This just in.

Dear Word Detective: If it’s possible to “pre-empt” something, is it possible to just “empt” it? — Jo.

Yeah, sure, there’s an app for that. There must be, right? I discovered the other day that a disturbing number of you people out there read this column on your telephones, which strikes me as fairly weird, and makes me wonder if I should be writing shorter sentences with shorter words. Like this one. In case your bus comes. Or something. I actually did set up a “mobile” version of my website a few months back, but it made my deathless prose look like a ransom note, so I pulled the plug.

“Pre-empt” is one of a class of strange little words (“co-opt” is another) that make many people uncomfortable and drive spell-checkers nuts. It’s the hyphen that does it, but there’s really no way around it unless both words become as commonly used as “cooperate,” which you still frequently see spelled as “co-operate” outside the US. “Pre-empt” is increasingly spelled “preempt” here in the US, but that form still makes me look twice, which is not what you want in a word.

“Empt” actually is a verb in English, but (Star Wars reference ahead) it’s not the verb you’re looking for; it’s related to “empty,” it means “to be or make empty,” and it’s considered obsolete to boot. To “pre-empt,” on the other hand, means “to preclude, to forestall, to prevent an anticipated occurrence or to take action before another person is able to.” We usually hear “pre-empt” in the TV sense of “replacing a scheduled program or event with another deemed more important,” but it’s also commonly used in the “act before someone else has a chance” sense (“It is hoped the move could pre-empt an announcement by the Government that it has found a way to alter planning laws,” 2005).

“Pre-empt” first appeared in print in the mid-19th century, and the verb was actually a “back-formation” from the noun “pre-emption,” which dates back to about 1600. (“Back-formation” occurs when a simpler word, often a verb, is created from an older, more complex form. The verb “to sculpt,” for instance, was formed long after “sculptor” appeared.)

Pre-emption,” of course, is also commonly used today meaning simply “the act of pre-empting” in all its various senses.

But the original meaning of “pre-emption” gives a hint as to its source. When “pre-emption” first appeared, it was in the specific sense of “The purchase by one person or party before an opportunity is offered to others; the right of making such a purchase in certain circumstances” (Oxford English Dictionary). The word was formed from the prefix “pre” (before) plus “emption,” a legal term meaning “to buy.” The root of “emption” was the Latin verb “emere,” to buy; the agent-noun of that verb is “emptor,” famous from the Latin phrase “Caveat emptor,” or “Let the buyer beware.”

There have been several legal doctrines based on various “rights of pre-emption,” usually entitling either the state to seize property or a private party to purchase public property with a promise to improve it.
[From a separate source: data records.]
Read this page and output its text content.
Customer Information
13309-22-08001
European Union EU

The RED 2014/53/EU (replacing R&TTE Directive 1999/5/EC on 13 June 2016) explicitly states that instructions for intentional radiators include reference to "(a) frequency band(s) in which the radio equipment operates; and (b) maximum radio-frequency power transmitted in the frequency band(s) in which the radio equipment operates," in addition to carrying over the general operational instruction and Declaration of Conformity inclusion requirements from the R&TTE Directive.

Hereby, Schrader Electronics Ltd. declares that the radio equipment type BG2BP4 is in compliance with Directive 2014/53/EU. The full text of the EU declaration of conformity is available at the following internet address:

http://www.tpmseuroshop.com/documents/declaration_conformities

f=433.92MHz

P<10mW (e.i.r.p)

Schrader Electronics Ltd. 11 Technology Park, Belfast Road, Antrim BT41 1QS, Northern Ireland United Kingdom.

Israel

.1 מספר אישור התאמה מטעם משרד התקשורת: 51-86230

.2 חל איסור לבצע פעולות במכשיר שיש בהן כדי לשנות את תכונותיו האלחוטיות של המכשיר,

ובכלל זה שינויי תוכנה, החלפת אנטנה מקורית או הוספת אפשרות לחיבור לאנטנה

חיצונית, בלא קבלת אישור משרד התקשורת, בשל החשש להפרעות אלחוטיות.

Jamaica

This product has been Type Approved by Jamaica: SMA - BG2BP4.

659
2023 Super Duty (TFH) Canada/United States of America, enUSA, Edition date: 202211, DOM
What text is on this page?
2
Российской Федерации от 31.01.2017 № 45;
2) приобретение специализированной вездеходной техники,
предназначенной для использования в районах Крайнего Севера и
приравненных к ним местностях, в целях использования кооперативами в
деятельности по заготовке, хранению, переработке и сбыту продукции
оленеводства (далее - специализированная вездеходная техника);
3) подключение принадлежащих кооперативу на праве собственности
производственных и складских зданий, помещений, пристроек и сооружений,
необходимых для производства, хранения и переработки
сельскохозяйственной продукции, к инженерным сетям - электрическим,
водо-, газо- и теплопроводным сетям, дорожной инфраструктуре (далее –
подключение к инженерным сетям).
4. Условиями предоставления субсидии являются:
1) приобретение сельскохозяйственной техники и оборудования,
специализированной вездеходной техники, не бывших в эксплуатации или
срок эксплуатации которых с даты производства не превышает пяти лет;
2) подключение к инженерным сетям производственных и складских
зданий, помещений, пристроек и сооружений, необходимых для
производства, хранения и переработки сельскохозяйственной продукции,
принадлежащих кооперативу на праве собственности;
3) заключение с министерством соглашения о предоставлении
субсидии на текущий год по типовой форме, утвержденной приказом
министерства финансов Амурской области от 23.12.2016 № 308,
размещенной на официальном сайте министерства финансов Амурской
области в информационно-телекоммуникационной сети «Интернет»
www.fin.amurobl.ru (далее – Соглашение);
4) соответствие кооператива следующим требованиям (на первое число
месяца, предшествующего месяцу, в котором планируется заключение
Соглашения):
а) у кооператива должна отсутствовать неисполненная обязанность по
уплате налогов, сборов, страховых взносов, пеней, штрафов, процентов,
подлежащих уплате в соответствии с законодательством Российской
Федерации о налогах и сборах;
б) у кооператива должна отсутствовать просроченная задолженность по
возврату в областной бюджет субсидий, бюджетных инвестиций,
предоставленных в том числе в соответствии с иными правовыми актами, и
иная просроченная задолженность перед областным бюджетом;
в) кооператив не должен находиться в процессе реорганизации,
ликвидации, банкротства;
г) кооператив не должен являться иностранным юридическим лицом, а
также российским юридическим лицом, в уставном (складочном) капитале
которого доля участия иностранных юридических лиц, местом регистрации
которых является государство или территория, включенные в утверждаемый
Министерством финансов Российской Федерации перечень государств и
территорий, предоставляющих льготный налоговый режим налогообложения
When a new law overrides an existing one, that process is also called “pre-emption.” There’s also the military tactic of “pre-emption,” making a surprise “pre-emptive” attack on a putative enemy deemed sufficiently threatening. And, if the conflict is sufficiently momentous, such a “pre-emptive” attack will probably result, at least on the “pre-empting” end, in “pre-emption” of America’s Top Model by men in ornate uniforms standing in front of maps, at which point it might be a good idea to meditate a bit on “caveat emptor.”